The track record of national courts is spotty. Wald cited as an example the Indonesian court created to deal with the killings of 1,500 East Timor citizens. It formed only under international pressure and its jurisdiction was limited to crimes committed during a two-month period in 1999. The highest-ranking army officer involved was not indicted. “The trials were considered a travesty by outside observers. There was no attempt to follow the chain of responsibility in the military commands. The worst sentence was 15 months. There were no witness protection measures. The outcome of 18 trials was 12 acquittals, four convictions reversed on appeal, and now one person is serving a three-year term.”
Only now, 25 years after 2 million were killed by the Khmer Rouge, has the Cambodian government agreed to form a court to try the surviving Khmer Rouge leaders, Wald lamented.
She credited the truth and reconciliation commissions created in South Africa, where victims and perpetrators confront each other, with “proving quite successful,” in part because they are “combined with a back-up ability to try those who don’t tell the full truth.”
Their defect is that they are seen by some “as an excuse for not doing a real trial. My own view is that TRCs may help to fill the impunity gap between those who get charged and the rest who were involved but can’t be logistically handled by any court. It holds them to a greater sense of responsibility for their crimes.
“The hybrid court is the likely wave of the future,” she predicted. “We’ll not ever see another court modeled after the ICTY and ITCR. They’ve proven just too expensive, slow and bureaucratic.” The two courts together cost $250 million annually and have more than 2,000 employees.
Hybrid courts located in the country where the crimes took place with a majority of national judges would be “designed to prosecute the highest-level offenders and to insulate local judges against intimidation.” She called the Sierra Leone hybrid court’s record “promising.”
Lack of resources is the greatest obstacle to the success of such courts, she said.
”If they fail, I fear it will serious deflate any pretensions for the practical significance of international criminal humanitarian law. The United States was until recently a leader in their creation and development. Stepping away from that unique place in the field leaves a yawning gap.

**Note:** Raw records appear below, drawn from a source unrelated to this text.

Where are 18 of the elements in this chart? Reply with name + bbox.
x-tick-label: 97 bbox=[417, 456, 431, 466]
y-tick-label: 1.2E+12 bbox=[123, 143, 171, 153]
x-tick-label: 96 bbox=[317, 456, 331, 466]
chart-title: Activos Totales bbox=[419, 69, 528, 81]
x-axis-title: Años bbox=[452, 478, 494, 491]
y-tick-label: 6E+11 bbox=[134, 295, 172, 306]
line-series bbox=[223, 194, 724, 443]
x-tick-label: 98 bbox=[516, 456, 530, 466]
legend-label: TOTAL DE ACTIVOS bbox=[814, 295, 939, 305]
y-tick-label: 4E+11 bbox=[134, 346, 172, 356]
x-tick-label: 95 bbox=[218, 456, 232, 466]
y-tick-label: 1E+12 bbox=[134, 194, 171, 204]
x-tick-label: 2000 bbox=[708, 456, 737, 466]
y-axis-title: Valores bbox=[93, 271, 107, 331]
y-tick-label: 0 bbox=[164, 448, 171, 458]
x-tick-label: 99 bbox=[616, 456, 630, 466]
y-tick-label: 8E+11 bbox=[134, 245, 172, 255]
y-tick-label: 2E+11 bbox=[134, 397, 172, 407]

One can only hope future leaders will recognize the critical need for war crimes accountability in an increasingly interdependent world that continues to yearn for justice but is in danger of becoming quite cynical about the feasibility of achieving it.”
Wald received the Thomas Jefferson Foundation Medal in Law from University President John T. Casteen III at Founders’ Day ceremonies in the Rotunda Dome Room on April 13.
The Thomas Jefferson Medal in Law and its counterpart in architecture
recognize lasting contributions in fields that were of great interest
to the University's founder. The awards are the highest outside honors
given by U.Va., which does not grant honorary degrees.